Finalmente, el Negro Palma y sus músicos,
arribaron el domingo 7 de octubre, cerca del mediodía, a Mar del Plata, y como unos turistas más de la ciudad
feliz, él y muchos de su comitiva, lo primero que hicieron fue conocer el
mar.
Horas después, en
el Club Laguna de los Padres, un predio ubicado a 12 km. del centro de la
ciudad se reunieron más de 800 almas, chapacas,
chaqueñas, gauchos, quienes gustan del buen folklore. En la tarde noche el
público asistente tuvo la oportunidad de vivir un show de casi 2 horas, en
la que el Negro interpretó temas de su último CD y sus éxitos de siempre.
En la peña no faltaron
las danzas: en este caso de la mano (y pañuelo) de "Herencias de mi Pago",
"Juventud Chapaca" y el cuerpo de baile de Mario Caucota. También las
comidas típicas, como el asao de chancho y la ranga ranga.
El avance de la música tarijeña en el interior de Bolivia y
ahora en la Argentina hace que se concrete actuaciones más al sur, punto de
referencia, la ciudad de Mar del Plata.
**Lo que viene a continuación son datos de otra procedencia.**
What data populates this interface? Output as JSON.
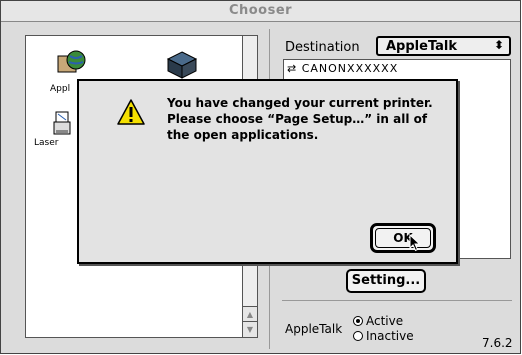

Los Carahuatas del Pilcomayo,
Dalmiro Cuellar, Taricanto fueron los elegidos y ahora inolvidablemente el
Negro Palma. La comunidad tarijeña de Mar del Plata se moviliza y se
emociona cuando lejos del pago un pedacito de Tarija llega hecho copla,
cueca o chacarera, y espera pacientemente que algún bombo, violín, y
guitarra cruce las fronteras nuevamente.